Il est très drôle, quand il raconte son apparition dans votre salon de la rue Laffitte. Il dit :

— J’étais tout crotté, tout honteux. Je me cachais dans un coin. Cette dame est venue à moi et m’a parlé avec une bonté incroyable. Elle était bien belle !

Alors je lui demande comment vous étiez vêtue, si vous êtes blonde ou brune, grande ou petite, etc. Il répond :

— Je ne sais rien. Je suis très timide ; je ne l’ai pas vue.

— Mais comment savez-vous si elle est belle ?

— Je ne sais pas ; elle avait un beau bouquet, et j’en ai conclu qu’elle devait être belle et aimable.

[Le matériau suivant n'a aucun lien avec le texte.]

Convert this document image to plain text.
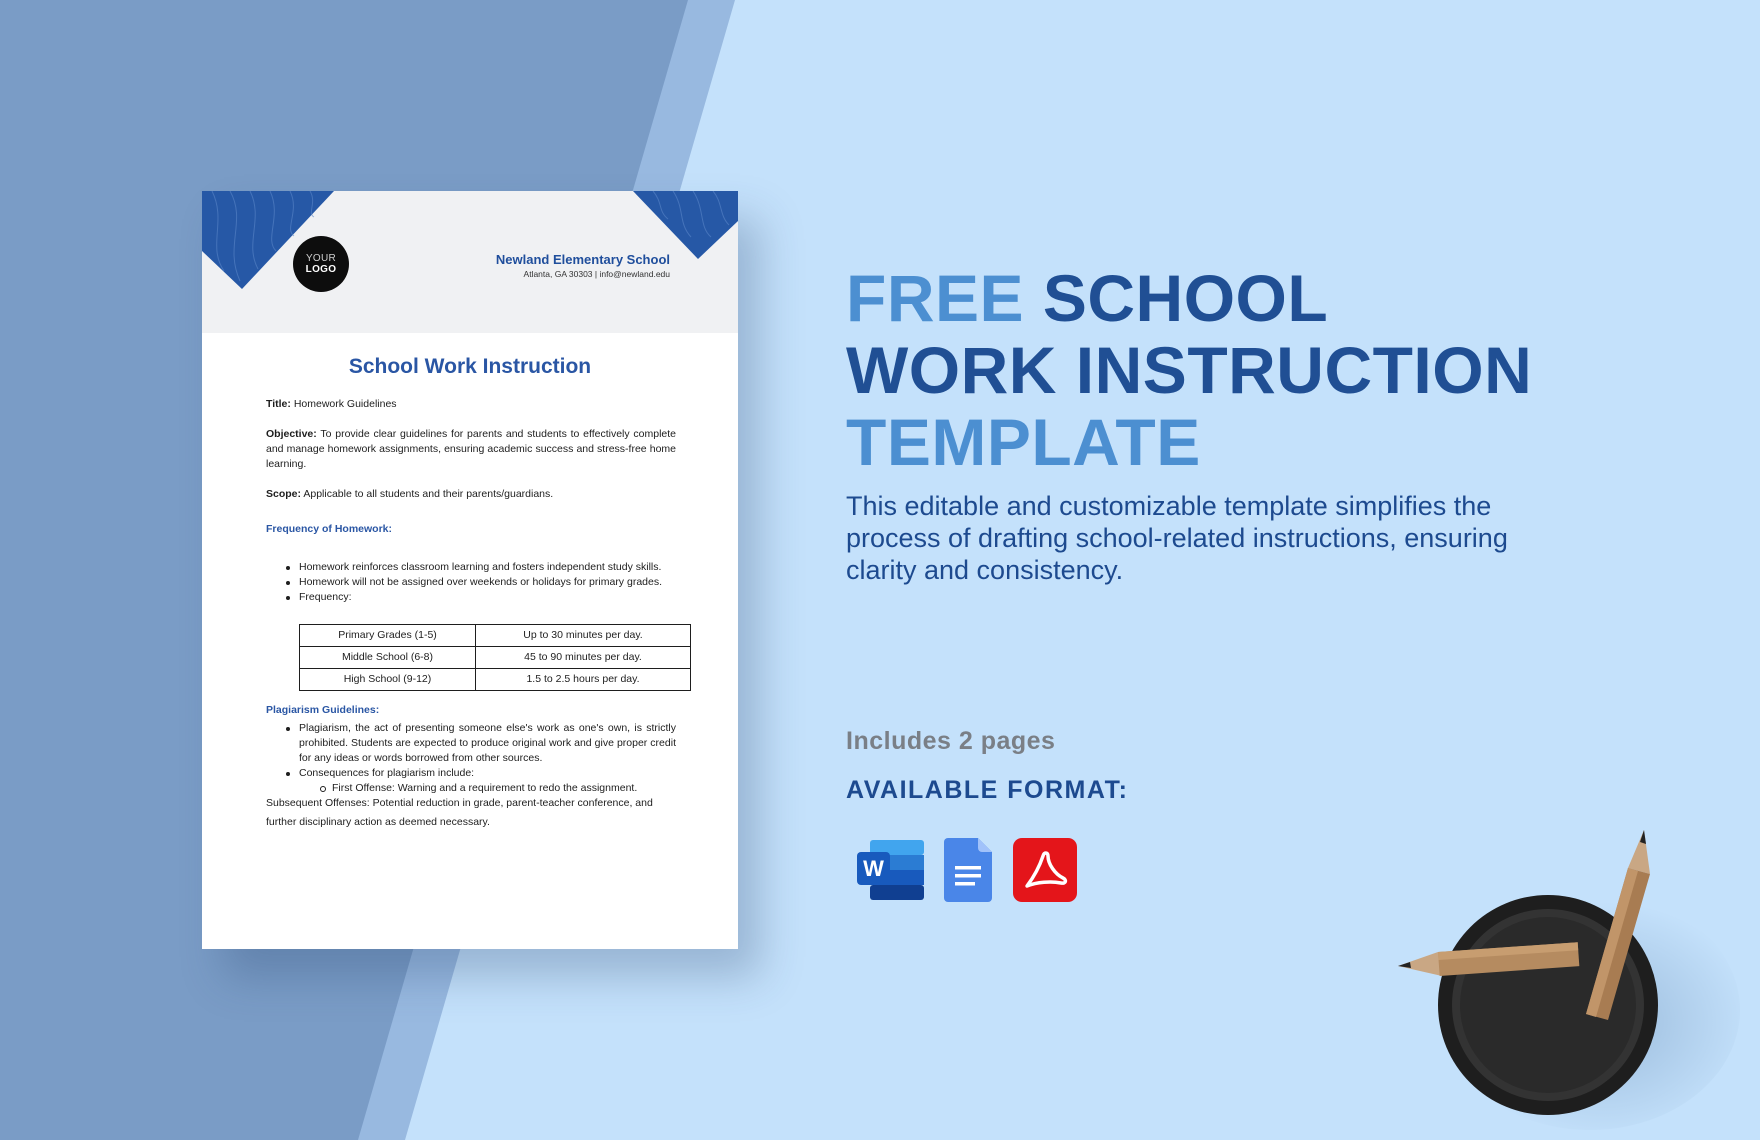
YOUR
LOGO
Newland Elementary School
Atlanta, GA 30303 | info@newland.edu
School Work Instruction

Title: Homework Guidelines

Objective: To provide clear guidelines for parents and students to effectively complete and manage homework assignments, ensuring academic success and stress-free home learning.

Scope: Applicable to all students and their parents/guardians.

Frequency of Homework:

Homework reinforces classroom learning and fosters independent study skills.
Homework will not be assigned over weekends or holidays for primary grades.
Frequency:
Primary Grades (1-5)	Up to 30 minutes per day.
Middle School (6-8)	45 to 90 minutes per day.
High School (9-12)	1.5 to 2.5 hours per day.

Plagiarism Guidelines:

Plagiarism, the act of presenting someone else's work as one's own, is strictly prohibited. Students are expected to produce original work and give proper credit for any ideas or words borrowed from other sources.
Consequences for plagiarism include:
First Offense: Warning and a requirement to redo the assignment.

Subsequent Offenses: Potential reduction in grade, parent-teacher conference, and

further disciplinary action as deemed necessary.

FREE SCHOOL
WORK INSTRUCTION
TEMPLATE
This editable and customizable template simplifies the process of drafting school-related instructions, ensuring clarity and consistency.
Includes 2 pages
AVAILABLE FORMAT:
W
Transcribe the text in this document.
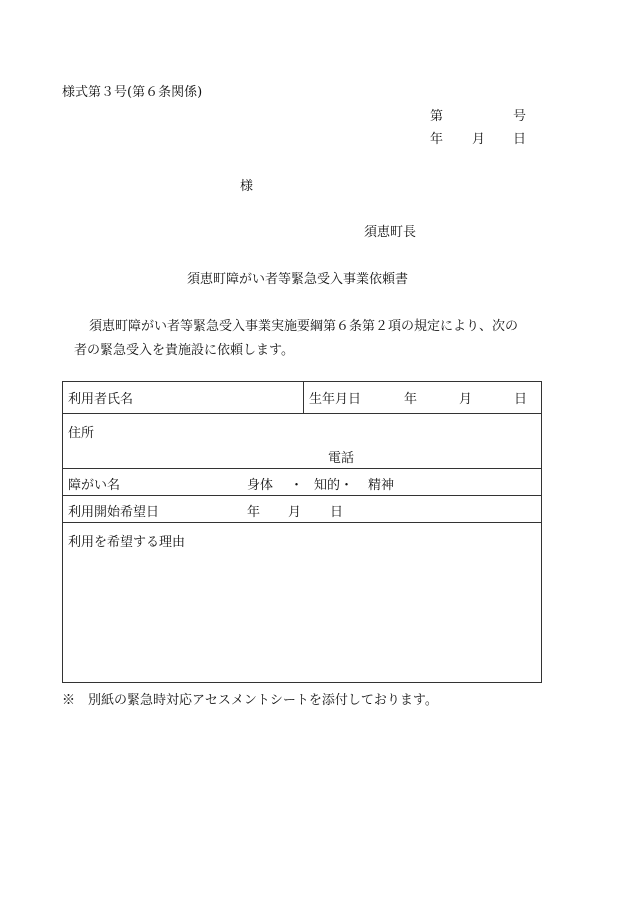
様式第３号(第６条関係)
第	号
年 月 日
様
須恵町長
須恵町障がい者等緊急受入事業依頼書
須恵町障がい者等緊急受入事業実施要綱第６条第２項の規定により、次の
者の緊急受入を貴施設に依頼します。
利用者氏名	生年月日	年	月	日
住所
電話
障がい名	身体 ・ 知的・ 精神
利用開始希望日	年 月 日
利用を希望する理由
※　別紙の緊急時対応アセスメントシートを添付しております。
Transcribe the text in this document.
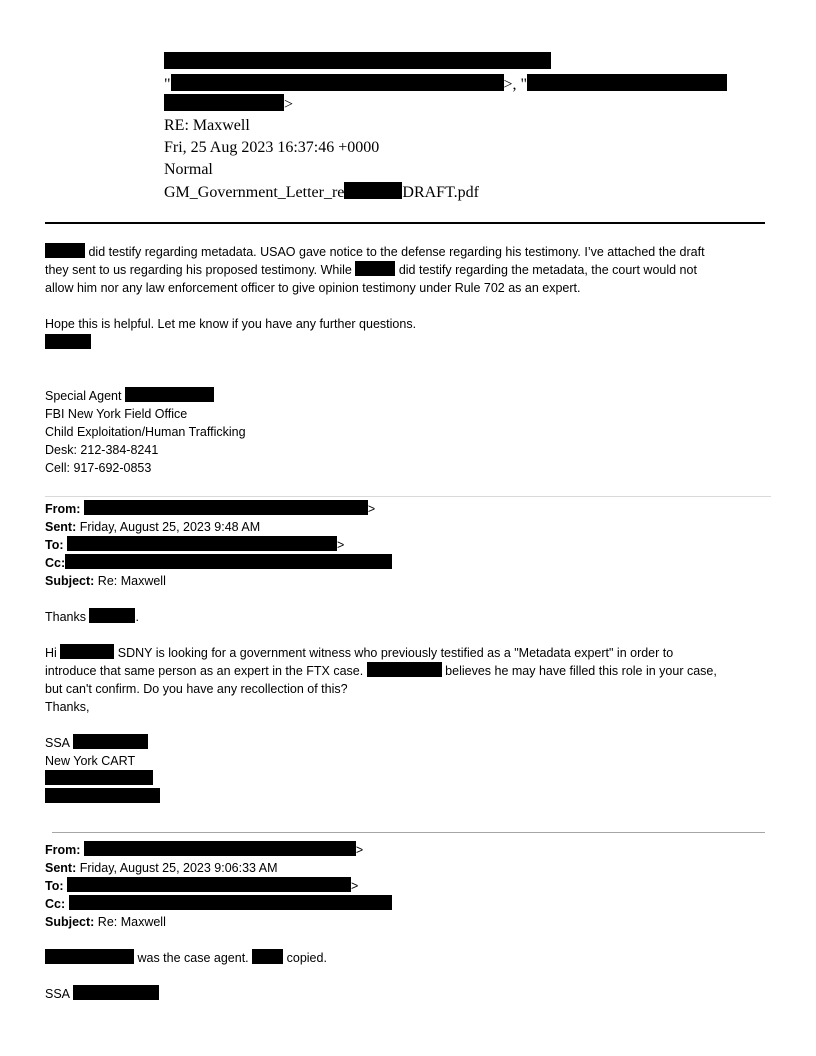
"	>, "
>
RE: Maxwell
Fri, 25 Aug 2023 16:37:46 +0000
Normal
GM_Government_Letter_re	DRAFT.pdf
did testify regarding metadata. USAO gave notice to the defense regarding his testimony. I’ve attached the draft
they sent to us regarding his proposed testimony. While	did testify regarding the metadata, the court would not
allow him nor any law enforcement officer to give opinion testimony under Rule 702 as an expert.
Hope this is helpful. Let me know if you have any further questions.
Special Agent
FBI New York Field Office
Child Exploitation/Human Trafficking
Desk: 212-384-8241
Cell: 917-692-0853
From:	>
Sent: Friday, August 25, 2023 9:48 AM
To:	>
Cc:
Subject: Re: Maxwell
Thanks	.
Hi	SDNY is looking for a government witness who previously testified as a "Metadata expert" in order to
introduce that same person as an expert in the FTX case.	believes he may have filled this role in your case,
but can't confirm. Do you have any recollection of this?
Thanks,
SSA
New York CART
From:	>
Sent: Friday, August 25, 2023 9:06:33 AM
To:	>
Cc:
Subject: Re: Maxwell
was the case agent.  copied.
SSA
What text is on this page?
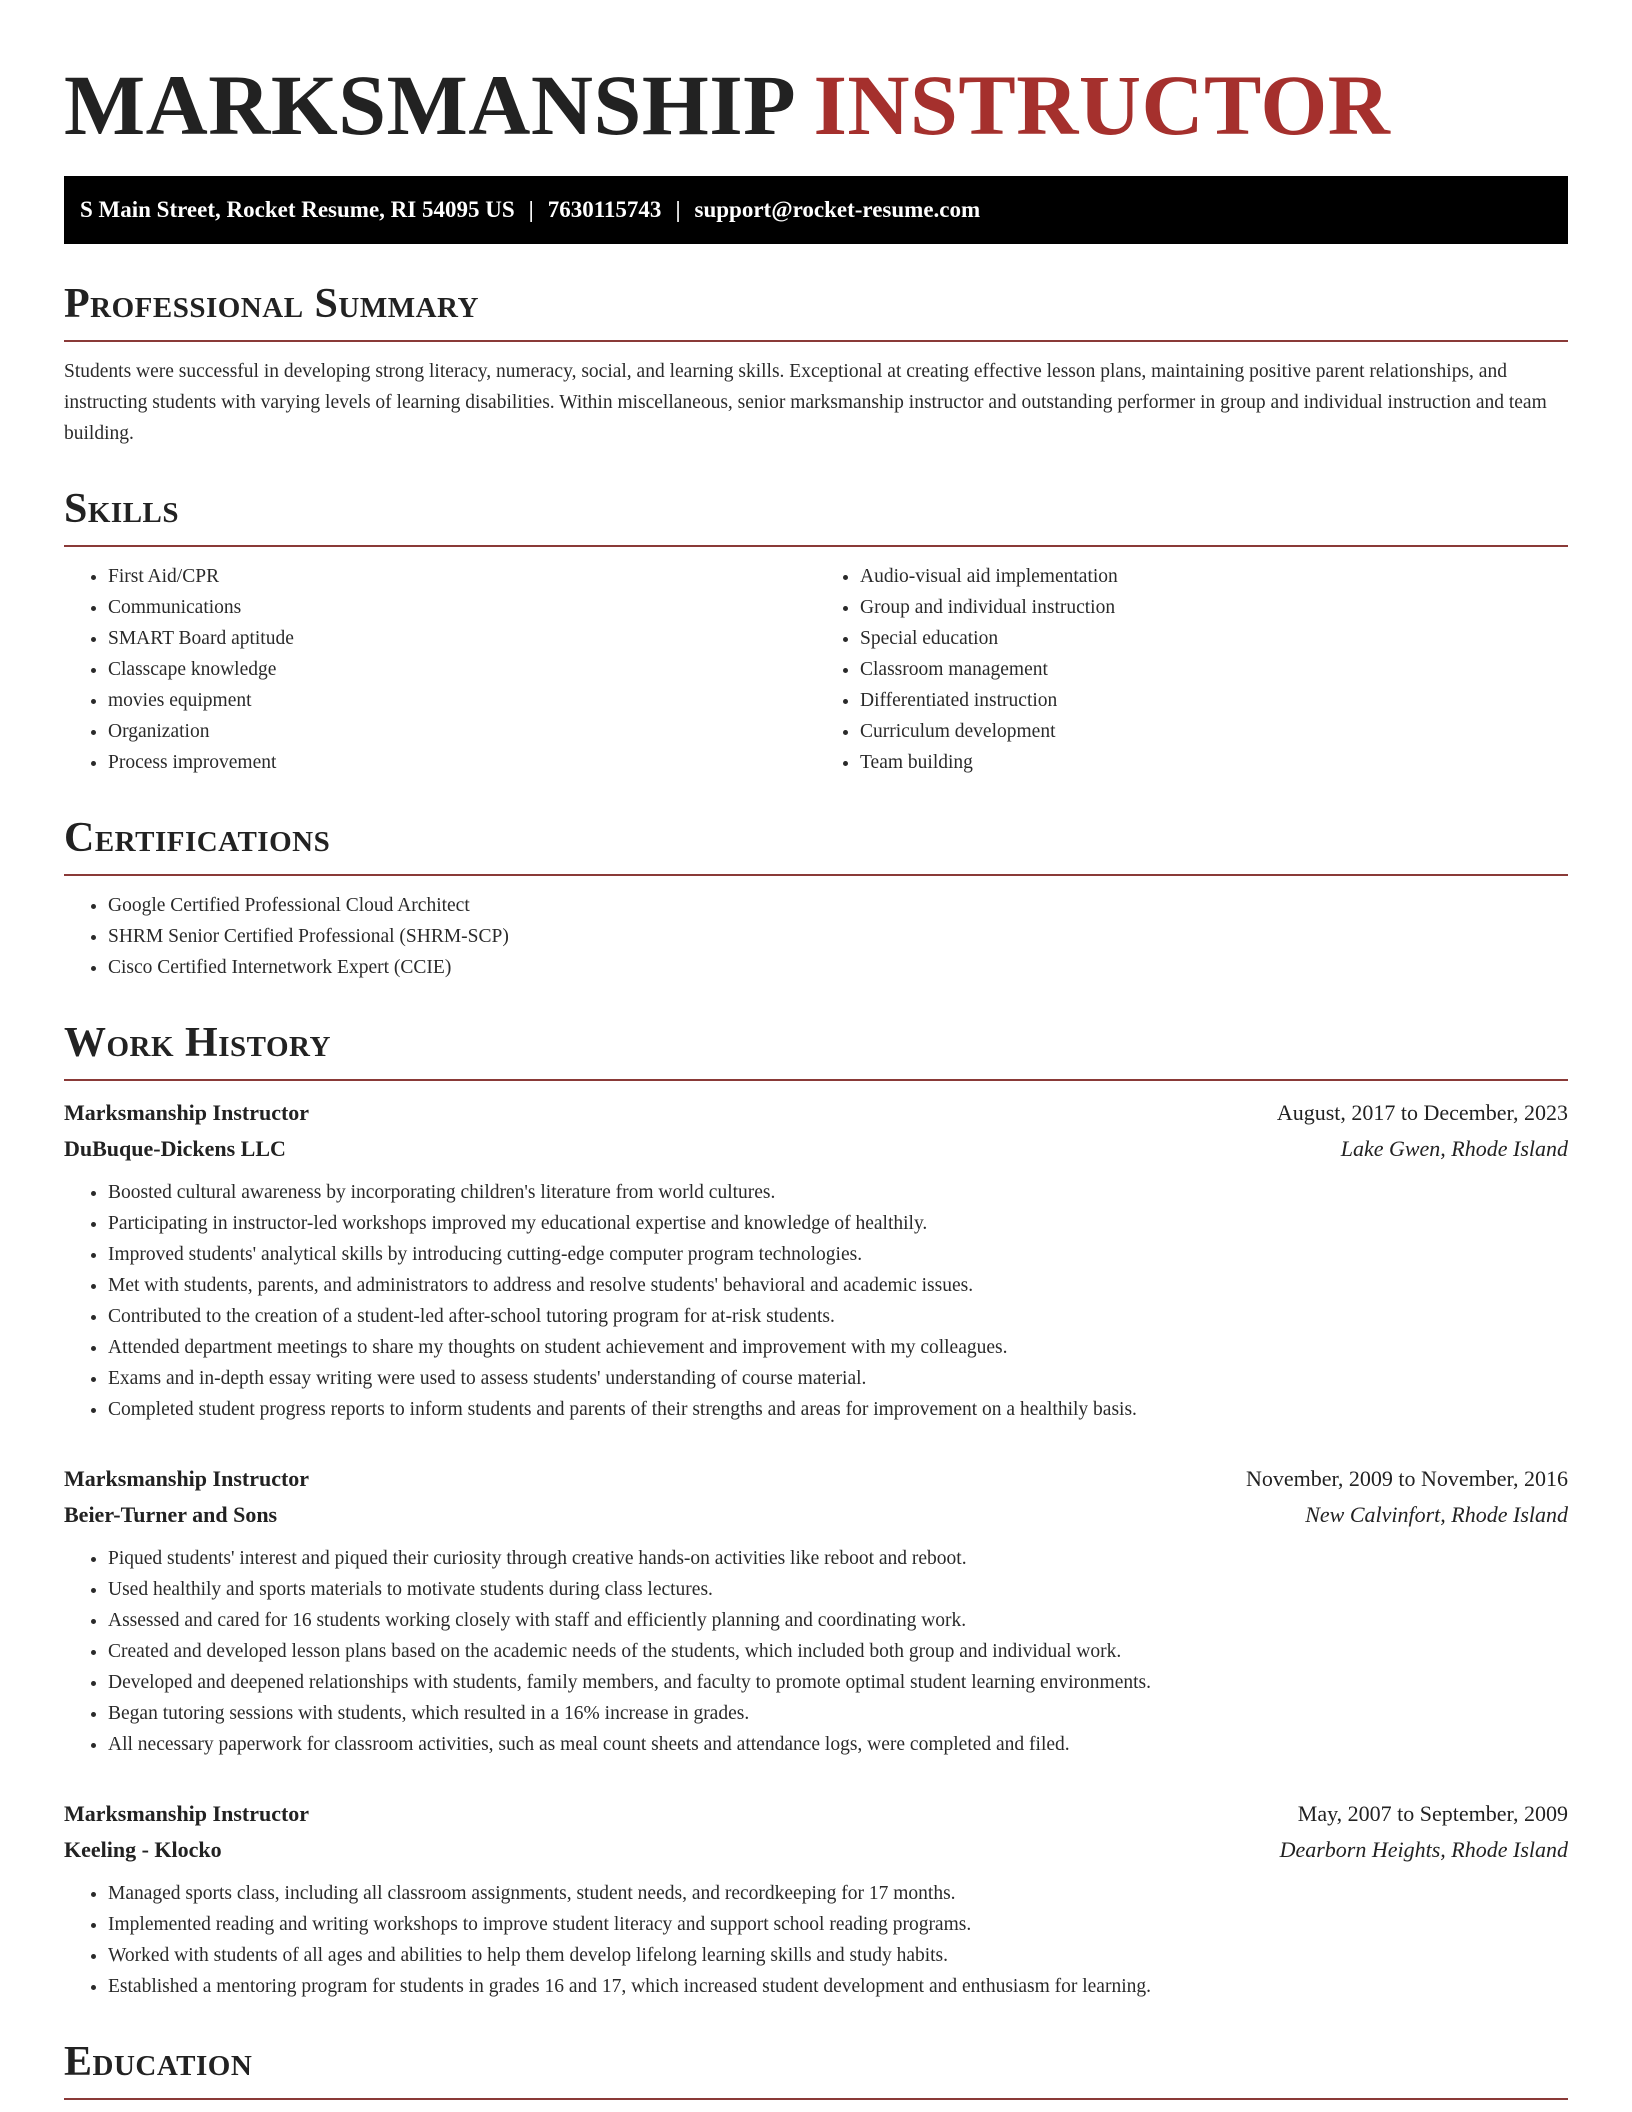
MARKSMANSHIP INSTRUCTOR
S Main Street, Rocket Resume, RI 54095 US | 7630115743 | support@rocket-resume.com
Professional Summary

Students were successful in developing strong literacy, numeracy, social, and learning skills. Exceptional at creating effective lesson plans, maintaining positive parent relationships, and instructing students with varying levels of learning disabilities. Within miscellaneous, senior marksmanship instructor and outstanding performer in group and individual instruction and team building.

Skills
• First Aid/CPR
• Communications
• SMART Board aptitude
• Classcape knowledge
• movies equipment
• Organization
• Process improvement
• Audio-visual aid implementation
• Group and individual instruction
• Special education
• Classroom management
• Differentiated instruction
• Curriculum development
• Team building
Certifications
• Google Certified Professional Cloud Architect
• SHRM Senior Certified Professional (SHRM-SCP)
• Cisco Certified Internetwork Expert (CCIE)
Work History
Marksmanship Instructor	August, 2017 to December, 2023
DuBuque-Dickens LLC	Lake Gwen, Rhode Island
• Boosted cultural awareness by incorporating children's literature from world cultures.
• Participating in instructor-led workshops improved my educational expertise and knowledge of healthily.
• Improved students' analytical skills by introducing cutting-edge computer program technologies.
• Met with students, parents, and administrators to address and resolve students' behavioral and academic issues.
• Contributed to the creation of a student-led after-school tutoring program for at-risk students.
• Attended department meetings to share my thoughts on student achievement and improvement with my colleagues.
• Exams and in-depth essay writing were used to assess students' understanding of course material.
• Completed student progress reports to inform students and parents of their strengths and areas for improvement on a healthily basis.
Marksmanship Instructor	November, 2009 to November, 2016
Beier-Turner and Sons	New Calvinfort, Rhode Island
• Piqued students' interest and piqued their curiosity through creative hands-on activities like reboot and reboot.
• Used healthily and sports materials to motivate students during class lectures.
• Assessed and cared for 16 students working closely with staff and efficiently planning and coordinating work.
• Created and developed lesson plans based on the academic needs of the students, which included both group and individual work.
• Developed and deepened relationships with students, family members, and faculty to promote optimal student learning environments.
• Began tutoring sessions with students, which resulted in a 16% increase in grades.
• All necessary paperwork for classroom activities, such as meal count sheets and attendance logs, were completed and filed.
Marksmanship Instructor	May, 2007 to September, 2009
Keeling - Klocko	Dearborn Heights, Rhode Island
• Managed sports class, including all classroom assignments, student needs, and recordkeeping for 17 months.
• Implemented reading and writing workshops to improve student literacy and support school reading programs.
• Worked with students of all ages and abilities to help them develop lifelong learning skills and study habits.
• Established a mentoring program for students in grades 16 and 17, which increased student development and enthusiasm for learning.
Education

Voilà bien une raison philosophique ! qu’en dites-vous ?…

George.


À Madame d’Agoult, à Gênes.
Nohant. Mars 1838.

… Il est bien possible que j’aille vous rejoindre quelque jour en Italie. Cependant ce voyage, que j’avais arrangé pour le printemps prochain, me paraît moins certain maintenant quant à la date. Mon procès avec mes éditeurs, que je voudrais terminer auparavant, est porté au rôle pour le mois de juillet ou d’août. Si je suis forcée de m’en occuper, je ne pourrai passer les monts qu’en automne. Une fois en Italie, j’y veux rester au moins deux ans pour les études de Maurice, qui s’adonne définitivement à la peinture et qui aura besoin de séjourner à Rome…


Madame George Sand, chez Madame Marliani, au Consulat d’Espagne, rue Grange-Batelière.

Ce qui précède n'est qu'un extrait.